São Victor do Horto, rogai por nós.

Fala, cambada!

A coisa não foi como esperávamos e o Galo caiu diante do Corinthians, numa das piores partidas que vi o Atlético jogar nessa temporada. O nervosismo era evidente e refletiu diretamente na parte tática e técnica do time, que não acertava passe de cinco metros, algumas vezes beirando o amadorismo. Na boa, quando a coisa tá complicada é melhor nego fazer o feijão com arroz do que tentar jogada de efeito. Não sei se era confiança demais, mas vi gente dando chapéu, toque de letra e o escambau, sendo que na sequência deixava a bola sair pra fora ou era facilmente desarmado pelo adversário. Não, Galo… não é assim que se faz.

O jogo de ontem foi tão atípico que até Victor vacilou. Quer dizer… a bola perdeu a grande chance de ser defendida pelo Santo, já que Victor – o milagreiro da camisa 1 – não falha. Nunca. Se alguém ousar dizer o contrário, corre sério risco de ser excomungado da Igreja Universal do Reino do Galo, como diz meu xará Melo Paiva. Eu, gozando plenamente de minhas faculdades mentais, concordo.

Ainda há de ser explicado como é que um jogador peruano consegue fazer sucesso no Brasil. Guerrero é aquele típico caso fora da curva, um cara que saiu do insignificante futebol do Peru para fazer gol em cima de Marcos Rocha, inquestionavelmente o melhor lateral direito do país. Não tem lógica isso. Zoeira a parte, o centro avante corinthiano teve de sobra o que faltou aos atacantes atleticanos naquele Itaquerão lotado: sorte. Todo bom jogador precisa dela, obviamente.

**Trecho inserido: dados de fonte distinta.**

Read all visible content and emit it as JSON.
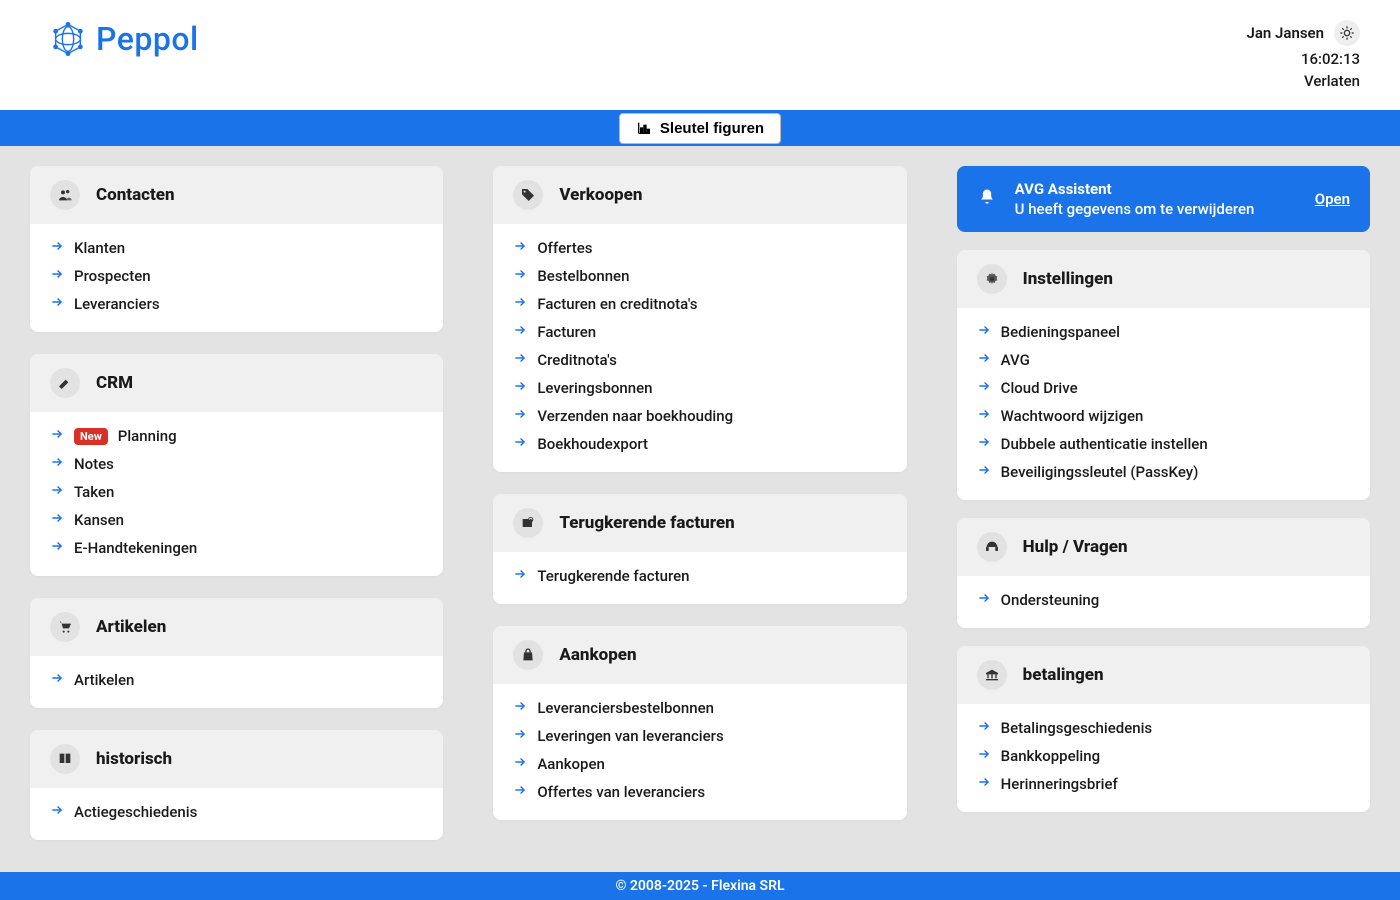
{
  "header": {
    "brand": "Peppol",
    "user": "Jan Jansen",
    "time": "16:02:13",
    "logout": "Verlaten"
  },
  "bluebar": {
    "keyfig_label": "Sleutel figuren"
  },
  "alert": {
    "title": "AVG Assistent",
    "subtitle": "U heeft gegevens om te verwijderen",
    "open": "Open"
  },
  "cards": {
    "contacten": {
      "title": "Contacten",
      "items": [
        "Klanten",
        "Prospecten",
        "Leveranciers"
      ]
    },
    "crm": {
      "title": "CRM",
      "items": [
        {
          "label": "Planning",
          "badge": "New"
        },
        {
          "label": "Notes"
        },
        {
          "label": "Taken"
        },
        {
          "label": "Kansen"
        },
        {
          "label": "E-Handtekeningen"
        }
      ]
    },
    "artikelen": {
      "title": "Artikelen",
      "items": [
        "Artikelen"
      ]
    },
    "historisch": {
      "title": "historisch",
      "items": [
        "Actiegeschiedenis"
      ]
    },
    "verkoopen": {
      "title": "Verkoopen",
      "items": [
        "Offertes",
        "Bestelbonnen",
        "Facturen en creditnota's",
        "Facturen",
        "Creditnota's",
        "Leveringsbonnen",
        "Verzenden naar boekhouding",
        "Boekhoudexport"
      ]
    },
    "terugkerend": {
      "title": "Terugkerende facturen",
      "items": [
        "Terugkerende facturen"
      ]
    },
    "aankopen": {
      "title": "Aankopen",
      "items": [
        "Leveranciersbestelbonnen",
        "Leveringen van leveranciers",
        "Aankopen",
        "Offertes van leveranciers"
      ]
    },
    "instellingen": {
      "title": "Instellingen",
      "items": [
        "Bedieningspaneel",
        "AVG",
        "Cloud Drive",
        "Wachtwoord wijzigen",
        "Dubbele authenticatie instellen",
        "Beveiligingssleutel (PassKey)"
      ]
    },
    "hulp": {
      "title": "Hulp / Vragen",
      "items": [
        "Ondersteuning"
      ]
    },
    "betalingen": {
      "title": "betalingen",
      "items": [
        "Betalingsgeschiedenis",
        "Bankkoppeling",
        "Herinneringsbrief"
      ]
    }
  },
  "footer": "© 2008-2025 - Flexina SRL"
}
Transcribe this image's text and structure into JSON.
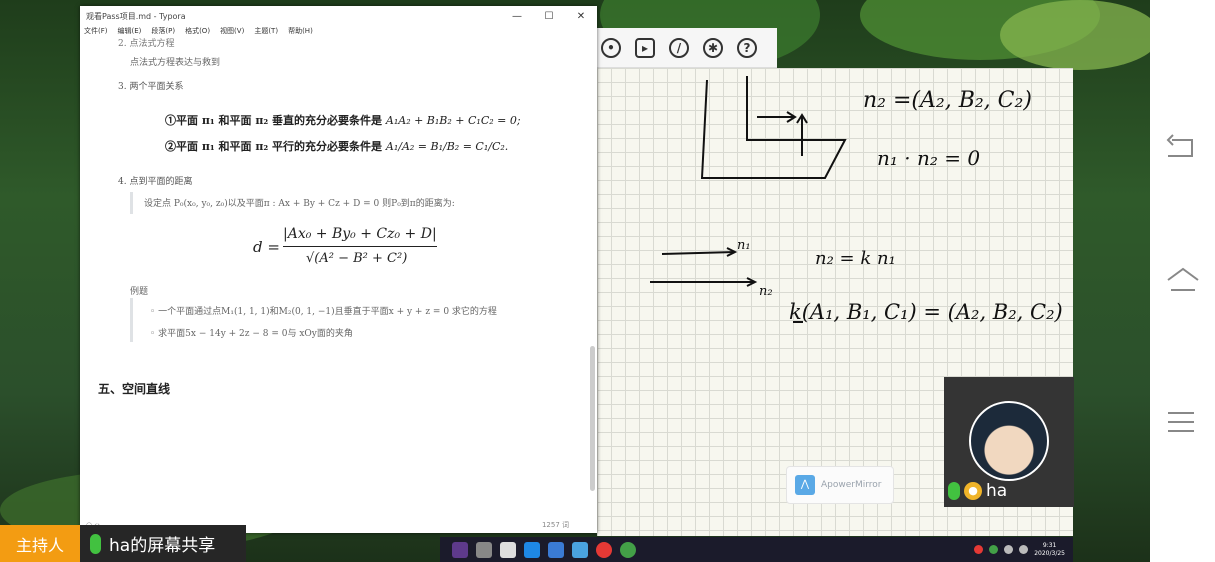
{
  "typora": {
    "title": "观看Pass项目.md - Typora",
    "menu": [
      "文件(F)",
      "编辑(E)",
      "段落(P)",
      "格式(O)",
      "视图(V)",
      "主题(T)",
      "帮助(H)"
    ],
    "controls": [
      "—",
      "☐",
      "✕"
    ],
    "lines": {
      "prev_heading_cut": "2.  点法式方程",
      "point_normal": "点法式方程表达与救到",
      "two_planes": "3. 两个平面关系",
      "perp_prefix": "①平面 π₁ 和平面 π₂ 垂直的充分必要条件是 ",
      "perp_formula": "A₁A₂ + B₁B₂ + C₁C₂ = 0;",
      "para_prefix": "②平面 π₁ 和平面 π₂ 平行的充分必要条件是 ",
      "para_formula": "A₁/A₂ = B₁/B₂ = C₁/C₂.",
      "distance": "4. 点到平面的距离",
      "given": "设定点  P₀(x₀, y₀, z₀)以及平面π : Ax + By + Cz + D = 0  则P₀到π的距离为:",
      "d_lhs": "d =",
      "numerator": "|Ax₀ + By₀ + Cz₀ + D|",
      "denominator": "√(A² − B² + C²)",
      "example": "例题",
      "ex1": "一个平面通过点M₁(1, 1, 1)和M₂(0, 1, −1)且垂直于平面x + y + z = 0 求它的方程",
      "ex2": "求平面5x − 14y + 2z − 8 = 0与 xOy面的夹角",
      "section5": "五、空间直线"
    },
    "status_right": "1257 词"
  },
  "whiteboard": {
    "handwriting": {
      "n2_def": "n₂ =(A₂, B₂, C₂)",
      "dot_zero": "n₁ · n₂ = 0",
      "n1": "n₁",
      "n2_eq": "n₂ = k n₁",
      "n2": "n₂",
      "k_eq": "k(A₁, B₁, C₁) = (A₂, B₂, C₂)"
    },
    "watermark": "ApowerMirror"
  },
  "webcam": {
    "name": "ha"
  },
  "bottom": {
    "host": "主持人",
    "share": "ha的屏幕共享"
  },
  "taskbar": {
    "time": "9:31",
    "date": "2020/3/25"
  },
  "colors": {
    "host_bg": "#f39c12",
    "mic_green": "#42c140"
  },
  "icons": [
    "camera-icon",
    "video-icon",
    "brush-icon",
    "gear-icon",
    "help-icon",
    "back-icon",
    "home-icon",
    "menu-icon",
    "mic-icon",
    "person-icon"
  ]
}
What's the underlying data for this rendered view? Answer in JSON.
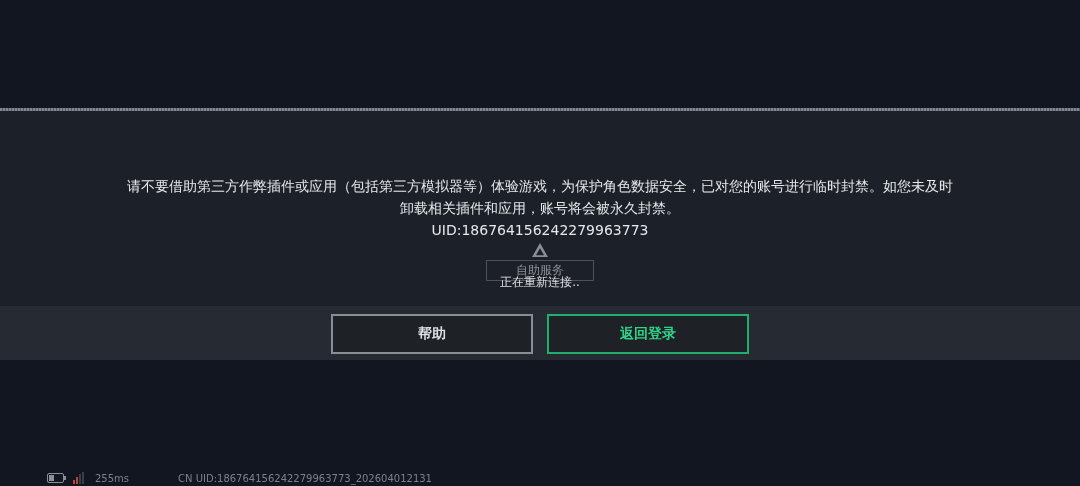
{
  "dialog": {
    "message": "请不要借助第三方作弊插件或应用（包括第三方模拟器等）体验游戏，为保护角色数据安全，已对您的账号进行临时封禁。如您未及时卸载相关插件和应用，账号将会被永久封禁。",
    "uid": "UID:186764156242279963773",
    "buttons": [
      {
        "label": "帮助",
        "kind": "secondary"
      },
      {
        "label": "返回登录",
        "kind": "primary"
      }
    ]
  },
  "reconnect": {
    "service_label": "自助服务",
    "status": "正在重新连接.."
  },
  "status_bar": {
    "ping": "255ms",
    "build": "CN UID:186764156242279963773_202604012131"
  }
}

A derrota de ontem coloca o Galo em desvantagem para o jogo de volta. O placar desfavorável em dois tentos nos traz lembranças de um tempo não muito distante, quando nos especializamos em destruir a confiança adversária. 2X0. Foi assim contra o Newells, foi assim contra o Olimpia. Mesmo com todas as questões que envolvem o jogo decisivo – os desfalques por lesão, a ausência do craque, a distância do Horto – não existem motivos para baixarmos a guarda. No Mineirão lotado nossas forças se multiplicam por mil, por sessenta mil. Mais uma vez a fé do atleticano, inabalável, será colocada a prova. E é bom que seja assim. O coração batendo forte, a veia saltando do pescoço, o frio na barriga… tudo isso é sinal de que estamos vivos. E quando o grito de “eu acredito” ecoar nas paredes do gigante de concreto, eu acho difícil o Corinthians aguentar.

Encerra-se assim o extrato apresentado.